Kirchheim. Ist es eine vietnamesische Verschwörung? Der 57-jährige gelernte Schneider aus Hanoi, der in Kirchheim einen Wohnungsnachbar die Treppe hinuntergestoßen und seine Ex-Frau vergewaltigt haben soll, fühlt sich zu Unrecht angeklagt: Er habe nichts Böses getan, beteuerte er vor dem Stuttgarter Landgericht.
Gestern wurde im Fall des Treppensturzes die Beweisaufnahme gegen den 57-Jährigen vor der Stuttgarter Schwurgerichtskammer fortgesetzt. Seine von ihm geschiedene Ehefrau ist als Zeugin aufgetreten, kann sich allerdings nicht mehr genau an die Vorgänge vom Mai 2018 und vom Dezember 2020 in dem Kirchheimer Mehrfamilienhaus erinnern. Sie weiß nur noch, dass ihr Mann sie damals im Schlafzimmer vergewaltigt und ihr das Mobiltelefon abgenommen hat.
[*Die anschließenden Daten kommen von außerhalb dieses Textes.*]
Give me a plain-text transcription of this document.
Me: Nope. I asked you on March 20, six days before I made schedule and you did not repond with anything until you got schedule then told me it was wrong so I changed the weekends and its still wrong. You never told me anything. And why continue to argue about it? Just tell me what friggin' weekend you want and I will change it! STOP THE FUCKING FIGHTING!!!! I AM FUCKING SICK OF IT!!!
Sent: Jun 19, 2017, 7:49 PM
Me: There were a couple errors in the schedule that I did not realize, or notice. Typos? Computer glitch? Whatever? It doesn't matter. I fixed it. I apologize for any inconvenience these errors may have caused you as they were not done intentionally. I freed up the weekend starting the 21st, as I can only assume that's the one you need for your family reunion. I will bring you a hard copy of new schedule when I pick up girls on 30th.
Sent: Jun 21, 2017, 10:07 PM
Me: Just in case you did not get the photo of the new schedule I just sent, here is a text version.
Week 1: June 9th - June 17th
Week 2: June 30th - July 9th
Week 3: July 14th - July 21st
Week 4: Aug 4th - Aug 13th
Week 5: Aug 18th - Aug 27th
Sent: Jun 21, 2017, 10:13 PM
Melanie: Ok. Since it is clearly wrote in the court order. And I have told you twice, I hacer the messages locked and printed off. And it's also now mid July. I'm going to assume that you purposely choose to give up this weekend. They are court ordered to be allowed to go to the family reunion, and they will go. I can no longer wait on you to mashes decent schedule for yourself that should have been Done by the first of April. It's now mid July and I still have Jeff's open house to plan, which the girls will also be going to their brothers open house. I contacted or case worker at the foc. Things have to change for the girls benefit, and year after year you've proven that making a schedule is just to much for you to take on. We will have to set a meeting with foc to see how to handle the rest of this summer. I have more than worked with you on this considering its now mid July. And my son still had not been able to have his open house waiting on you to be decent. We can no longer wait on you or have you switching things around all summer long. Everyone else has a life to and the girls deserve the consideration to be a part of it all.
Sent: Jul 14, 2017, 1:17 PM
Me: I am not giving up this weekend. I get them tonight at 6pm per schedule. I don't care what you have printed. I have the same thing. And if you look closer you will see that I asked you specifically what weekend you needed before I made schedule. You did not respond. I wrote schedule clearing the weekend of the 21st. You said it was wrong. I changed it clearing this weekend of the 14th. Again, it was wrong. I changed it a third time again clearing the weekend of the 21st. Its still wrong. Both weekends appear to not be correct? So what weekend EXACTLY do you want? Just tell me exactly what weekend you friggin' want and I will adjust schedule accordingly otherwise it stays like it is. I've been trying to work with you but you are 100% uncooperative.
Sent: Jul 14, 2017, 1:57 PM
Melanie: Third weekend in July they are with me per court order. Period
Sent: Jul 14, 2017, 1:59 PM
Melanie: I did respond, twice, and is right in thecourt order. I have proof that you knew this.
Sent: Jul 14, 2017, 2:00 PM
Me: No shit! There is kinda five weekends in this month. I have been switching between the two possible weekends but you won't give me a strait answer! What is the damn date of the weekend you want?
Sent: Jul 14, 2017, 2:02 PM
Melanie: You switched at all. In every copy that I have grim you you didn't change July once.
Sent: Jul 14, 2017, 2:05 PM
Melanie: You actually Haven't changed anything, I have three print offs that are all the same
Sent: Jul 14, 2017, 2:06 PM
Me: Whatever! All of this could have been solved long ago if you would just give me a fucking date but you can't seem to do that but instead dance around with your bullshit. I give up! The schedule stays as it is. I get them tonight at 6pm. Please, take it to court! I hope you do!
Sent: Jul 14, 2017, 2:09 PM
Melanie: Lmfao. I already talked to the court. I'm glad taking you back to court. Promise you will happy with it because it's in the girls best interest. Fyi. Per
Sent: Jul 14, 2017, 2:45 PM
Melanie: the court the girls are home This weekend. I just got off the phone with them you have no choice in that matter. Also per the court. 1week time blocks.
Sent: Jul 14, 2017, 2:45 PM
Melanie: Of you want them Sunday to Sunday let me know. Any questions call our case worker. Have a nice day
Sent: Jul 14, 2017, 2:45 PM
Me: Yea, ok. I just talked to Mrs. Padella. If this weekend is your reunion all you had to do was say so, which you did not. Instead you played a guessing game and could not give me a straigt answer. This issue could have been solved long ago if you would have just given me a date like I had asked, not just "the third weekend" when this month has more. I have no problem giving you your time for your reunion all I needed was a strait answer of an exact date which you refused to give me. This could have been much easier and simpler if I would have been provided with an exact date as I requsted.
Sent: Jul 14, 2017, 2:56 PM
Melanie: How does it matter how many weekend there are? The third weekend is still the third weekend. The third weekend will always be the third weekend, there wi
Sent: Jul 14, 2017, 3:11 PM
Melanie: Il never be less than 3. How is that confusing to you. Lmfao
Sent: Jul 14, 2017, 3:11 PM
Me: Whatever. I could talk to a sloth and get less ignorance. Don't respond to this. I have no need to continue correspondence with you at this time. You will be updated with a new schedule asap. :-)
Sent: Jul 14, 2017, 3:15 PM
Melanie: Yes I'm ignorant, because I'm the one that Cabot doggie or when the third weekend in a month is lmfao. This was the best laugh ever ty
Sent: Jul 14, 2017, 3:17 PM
Danach folgten zwei Kopfschläge, an mehr kann sie sich nicht erinnern. Das Mobiltelefon habe sie später wieder bekommen.
Lange Liste an Vorwürfen
Die Liste der Vorwürfe gegen den Angeklagten ist lang: versuchter Totschlag, Beleidigung, besonders schwere räuberische Erpressung, Vergewaltigung und gefährliche Körperverletzung. Konkret soll der 57-Jährige einen Freund der Familie, den er als „Nebenbuhler“ bezeichnet, die Treppe hinuntergestoßen und anschließend seinen 19-jährigen Sohn grundlos verprügelt haben. Der „Nebenbuhler“ und der Sohn lebten ebenso wie die zweite vietnamesischen Ehefrau mit dem Angeklagten bis zu dessen Festnahme am 1. März dieses Jahres in dem Mehrfamilienhaus in Kirchheim, in dem die mutmaßlichen Straftaten geschahen.
„Keine Vergewaltigung“
Nachdem der 57-Jährige seine Unschuld mit der Aussage „Die Vergewaltigung war Versöhnungssex“ beteuert hat, ist die Schwurgerichtskammer zu einer umfangreichen Beweisaufnahme gezwungen. An die Taten will der Mann sich nicht erinnern. Nach seiner Meinung habe es gar keinen Treppensturz gegeben. Dagegen sprechen die Verletzungen des Opfers: ein Schädelbasisbruch und Hämatome am ganzen Körper. Die Staatsanwältin geht davon aus, dass der Angeklagte den Tod des Mannes zumindest billigend in Kauf genommen hat.
In 13 weiteren Verhandlungstagen wollen die Richter zwei Sachverständige und ein gutes Dutzend Zeugen vernehmen. Da es sich hauptsächlich um vietnamesische Staatsangehörige handelt, die kein Deutsch sprechen, müssen Verhandlungsdolmetscher alle Aussagen übersetzen. Das benötigt Zeit. Am 14. Februar 2022 will das Gericht das Urteil gegen den Mann verkünden. Er befindet sich seit dem 17. September dieses Jahres nicht mehr in Untersuchungshaft.